Robert Zoellick’s decision to step down as head of the World Bank has rekindled a simmering argument over whether the United States should automatically command one of the globe’s premier economic institutions.
The Obama administration moved quickly to signal that it expects the top job at the World Bank to stay in American hands, as it has been since the institution was created after the Second World War. That expectation was widely criticized in emerging markets, where officials declared the time has come to choose the leader of the World Bank on merit, not nationality.
“It is not so much the identity of Mr. Zoellick’s replacement that concerns us, but rather the process in which his successor is selected,” Philippines Finance Secretary Cesar Purisima said, according to a report by Reuters. “We are confident given the increasing importance of emerging markets in the global economy [that]outdated practices of the past will be revisited.”
In Ottawa, Finance Minister Jim Flaherty issued a statement Thursday commending Mr. Zoellick for “steady leadership” and said the next World Bank chief should be selected in an “open, transparent and merit-based” manner.
Within hours of Mr. Zoellick’s announcement on Wednesday that he would quit when his term ends in June, Treasury Secretary Timothy Geithner said the U.S. soon would nominate a successor.
White House reporters, citing unnamed sources, circulated Secretary of State Hillary Clinton and Lawrence Summers, the Harvard University professor who led President Barack Obama’s National Economic Council, as leading candidates.
Technically, the decision will be made by the World Bank’s 13-member executive board. But for observers of the Bank, the U.S.’s rush to get out ahead of the competition was an unwelcome reminder of last year’s successful effort by European countries to retain their hold on the leadership of the International Monetary Fund.
The U.S. historically has backed a European to head the IMF in a gentleman’s agreement that has been repaid with European support for the White House’s choice to lead the World Bank.

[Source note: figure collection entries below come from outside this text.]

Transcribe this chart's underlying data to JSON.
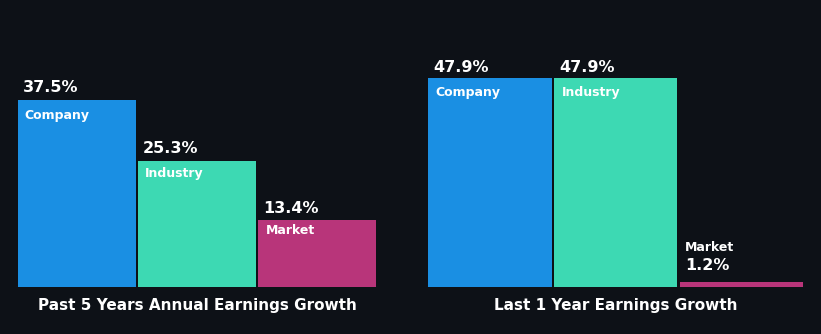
{
  "background_color": "#0d1117",
  "chart1": {
    "title": "Past 5 Years Annual Earnings Growth",
    "categories": [
      "Company",
      "Industry",
      "Market"
    ],
    "values": [
      37.5,
      25.3,
      13.4
    ],
    "colors": [
      "#1a8fe3",
      "#3dd9b3",
      "#b8357a"
    ]
  },
  "chart2": {
    "title": "Last 1 Year Earnings Growth",
    "categories": [
      "Company",
      "Industry",
      "Market"
    ],
    "values": [
      47.9,
      47.9,
      1.2
    ],
    "colors": [
      "#1a8fe3",
      "#3dd9b3",
      "#b8357a"
    ]
  },
  "bar_width": 0.98,
  "label_fontsize": 9.0,
  "value_fontsize": 11.5,
  "title_fontsize": 11,
  "title_color": "#ffffff",
  "bar_label_color": "#ffffff",
  "value_label_color": "#ffffff"
}
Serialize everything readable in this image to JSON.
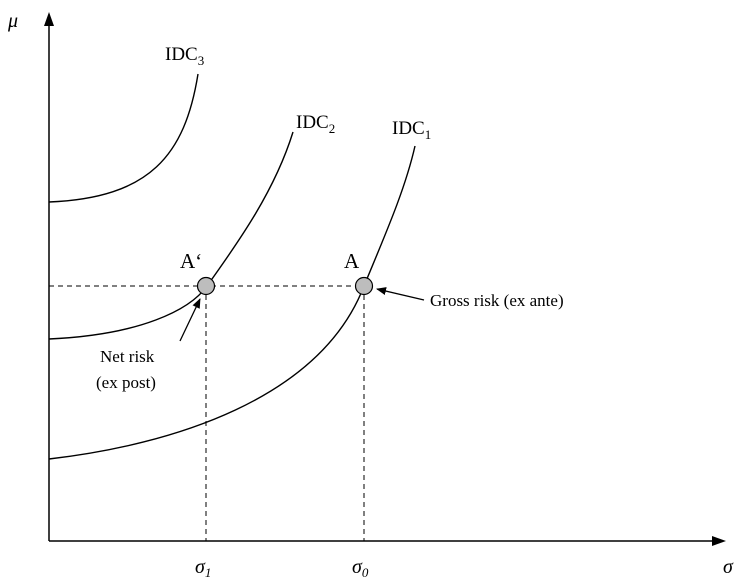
{
  "axes": {
    "y_label": "μ",
    "x_label": "σ",
    "x_ticks": [
      {
        "base": "σ",
        "sub": "1"
      },
      {
        "base": "σ",
        "sub": "0"
      }
    ]
  },
  "curves": [
    {
      "base": "IDC",
      "sub": "3"
    },
    {
      "base": "IDC",
      "sub": "2"
    },
    {
      "base": "IDC",
      "sub": "1"
    }
  ],
  "points": [
    {
      "label": "A‘"
    },
    {
      "label": "A"
    }
  ],
  "annotations": {
    "gross_risk": "Gross risk (ex ante)",
    "net_risk_line1": "Net risk",
    "net_risk_line2": "(ex post)"
  },
  "colors": {
    "point_fill": "#bdbdbd",
    "line": "#000000"
  }
}
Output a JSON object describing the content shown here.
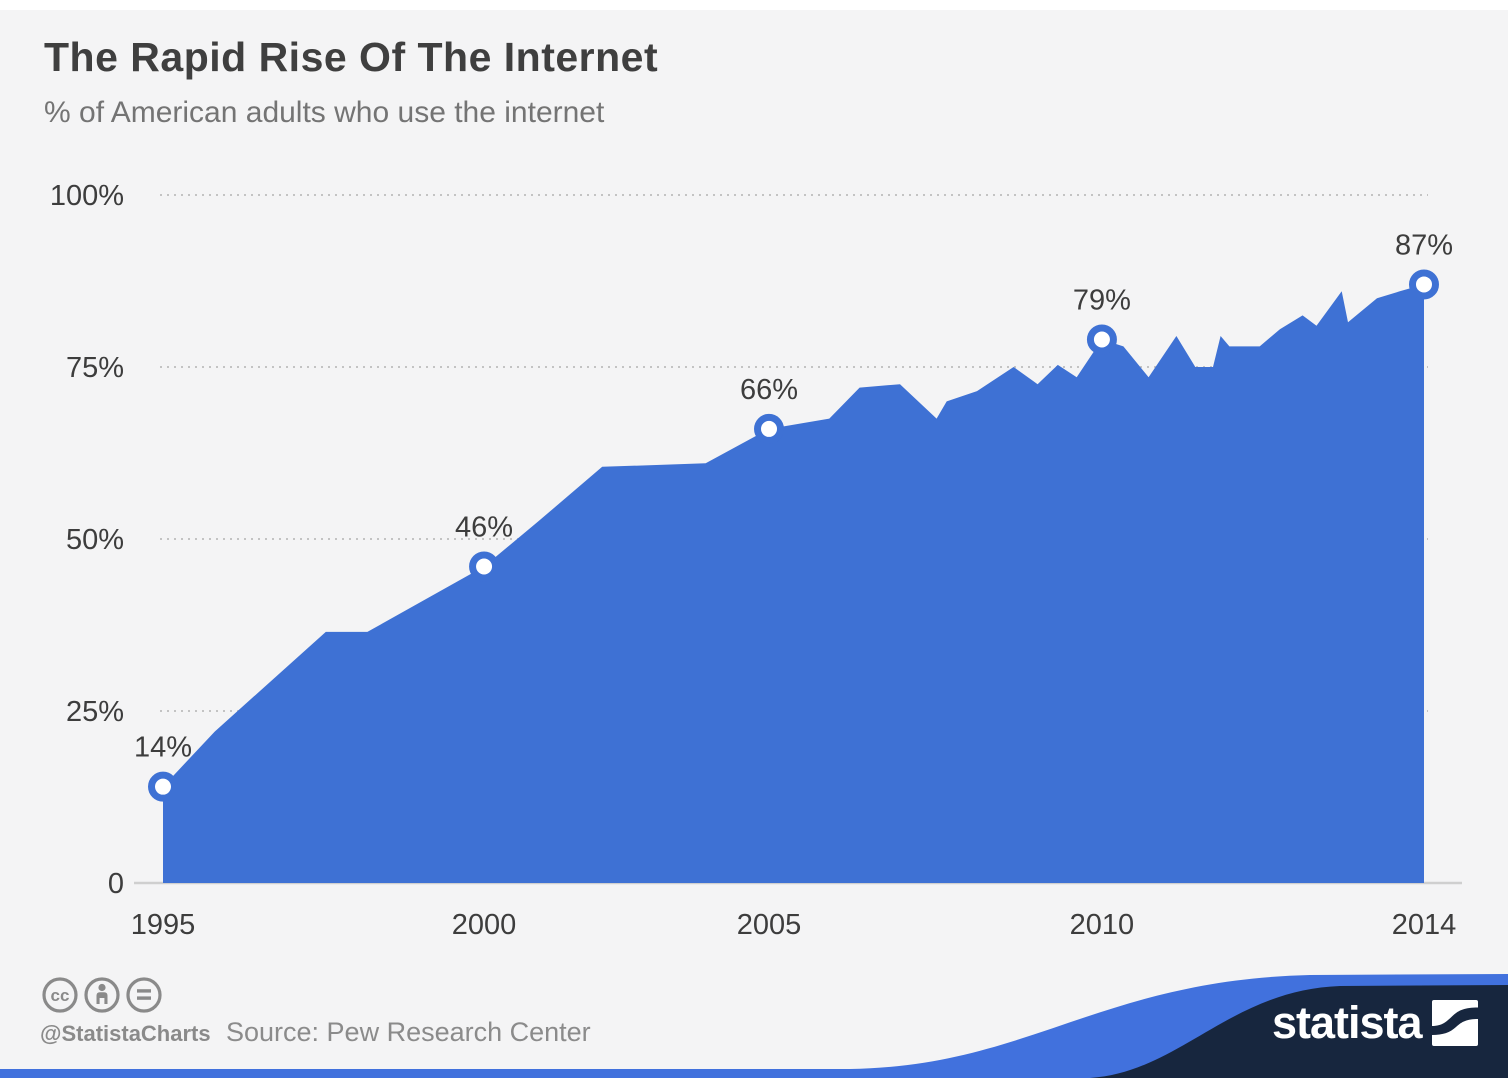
{
  "chart_data": {
    "type": "area",
    "title": "The Rapid Rise Of The Internet",
    "subtitle": "% of American adults who use the internet",
    "xlabel": "",
    "ylabel": "",
    "ylim": [
      0,
      100
    ],
    "grid": "horizontal-dotted",
    "legend": "none",
    "yticks": [
      {
        "value": 100,
        "label": "100%"
      },
      {
        "value": 75,
        "label": "75%"
      },
      {
        "value": 50,
        "label": "50%"
      },
      {
        "value": 25,
        "label": "25%"
      },
      {
        "value": 0,
        "label": "0"
      }
    ],
    "xticks": [
      {
        "xf": 0.0,
        "label": "1995"
      },
      {
        "xf": 0.2544,
        "label": "2000"
      },
      {
        "xf": 0.4802,
        "label": "2005"
      },
      {
        "xf": 0.744,
        "label": "2010"
      },
      {
        "xf": 0.9992,
        "label": "2014"
      }
    ],
    "labeled_points": [
      {
        "xf": 0.0,
        "year": "1995",
        "value": 14,
        "label": "14%"
      },
      {
        "xf": 0.2544,
        "year": "2000",
        "value": 46,
        "label": "46%"
      },
      {
        "xf": 0.4802,
        "year": "2005",
        "value": 66,
        "label": "66%"
      },
      {
        "xf": 0.744,
        "year": "2010",
        "value": 79,
        "label": "79%"
      },
      {
        "xf": 0.9992,
        "year": "2014",
        "value": 87,
        "label": "87%"
      }
    ],
    "series": [
      [
        0.0,
        14
      ],
      [
        0.041,
        22
      ],
      [
        0.129,
        36.5
      ],
      [
        0.162,
        36.5
      ],
      [
        0.2544,
        46
      ],
      [
        0.297,
        52.5
      ],
      [
        0.348,
        60.5
      ],
      [
        0.43,
        61
      ],
      [
        0.4802,
        66
      ],
      [
        0.528,
        67.5
      ],
      [
        0.552,
        72
      ],
      [
        0.584,
        72.5
      ],
      [
        0.613,
        67.5
      ],
      [
        0.621,
        70
      ],
      [
        0.645,
        71.5
      ],
      [
        0.674,
        75
      ],
      [
        0.693,
        72.5
      ],
      [
        0.709,
        75.3
      ],
      [
        0.724,
        73.5
      ],
      [
        0.744,
        79
      ],
      [
        0.761,
        78
      ],
      [
        0.781,
        73.5
      ],
      [
        0.803,
        79.5
      ],
      [
        0.818,
        75
      ],
      [
        0.832,
        75
      ],
      [
        0.838,
        79.5
      ],
      [
        0.845,
        78
      ],
      [
        0.869,
        78
      ],
      [
        0.885,
        80.5
      ],
      [
        0.903,
        82.5
      ],
      [
        0.914,
        81
      ],
      [
        0.934,
        86
      ],
      [
        0.939,
        81.5
      ],
      [
        0.962,
        85
      ],
      [
        0.98,
        86
      ],
      [
        0.9992,
        87
      ]
    ]
  },
  "footer": {
    "handle": "@StatistaCharts",
    "source": "Source: Pew Research Center",
    "brand": "statista",
    "license_icons": [
      "cc-icon",
      "attribution-icon",
      "no-derivatives-icon"
    ]
  },
  "colors": {
    "background": "#f4f4f5",
    "top_strip": "#ffffff",
    "area_blue": "#3e71d4",
    "marker_ring": "#3e71d4",
    "marker_fill": "#ffffff",
    "grid": "#c3c3c3",
    "axis_line": "#cfcfcf",
    "title_text": "#3f3f3f",
    "subtitle_text": "#747474",
    "axis_text": "#3d3d3d",
    "point_label_text": "#3d3d3d",
    "license_gray": "#8a8a8a",
    "source_text": "#8b8b8b",
    "wave_navy": "#17263e",
    "wave_blue": "#4171dd",
    "brand_text": "#ffffff"
  }
}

Within days of Dominique Strauss-Kahn’s resignation as IMF managing director last spring, European officials used their institutional ties to quickly nominate Christine Lagarde, the popular French finance minister.
“We are going through the same kabuki we go through every time,” said Moises Naim, a senior associate at the Carnegie Endowment for International Peace in Washington. With an election in November, “the political incentives for Mr. Obama to do the right thing aren’t there and the power of the others to veto the U.S. choice is not there,” Mr. Naim said.
However, emerging market countries in the past have been as much a part of this theatre as the U.S. and Europe. Ms. Lagarde’s ascent to IMF chief showed the only thing that united such countries as China, Brazil and India was their status as upstarts, as they failed to coalesce around a candidate of their own.
That appears likely to happen again.
A spokesman for China’s foreign ministry said the next World Bank president should be chosen “on the principles of openness, competitiveness and merit,” which is all Beijing had to say during Ms. Lagarde’s campaign. Mexico’s central bank Governor Agustin Carstens, who ran against Ms. Lagarde for the IMF post, called for an open and merit-based process, but said he would not run. Brazil’s Finance Minister, Guido Mantega, said the World Bank job shouldn’t be linked to nationality, but conceded an American likely would get it.
The U.S. controls about 16 per cent of the voting shares at the World Bank, more than the combined total of China, India and Brazil. However, collectively, developing nations hold more votes than the U.S. and Europe. So hypothetically, a candidate with broad support among poorer nations could mount a serious challenge to the White House’s choice.
“If they allow this to go through this time, the IMF and World Bank will perpetually be in U.S. hands,” said Bessma Momani, a senior fellow at the Centre for International Governance Innovation in Waterloo, Ont. “Developing countries can block this … It would be hard, but it can be done if they care.”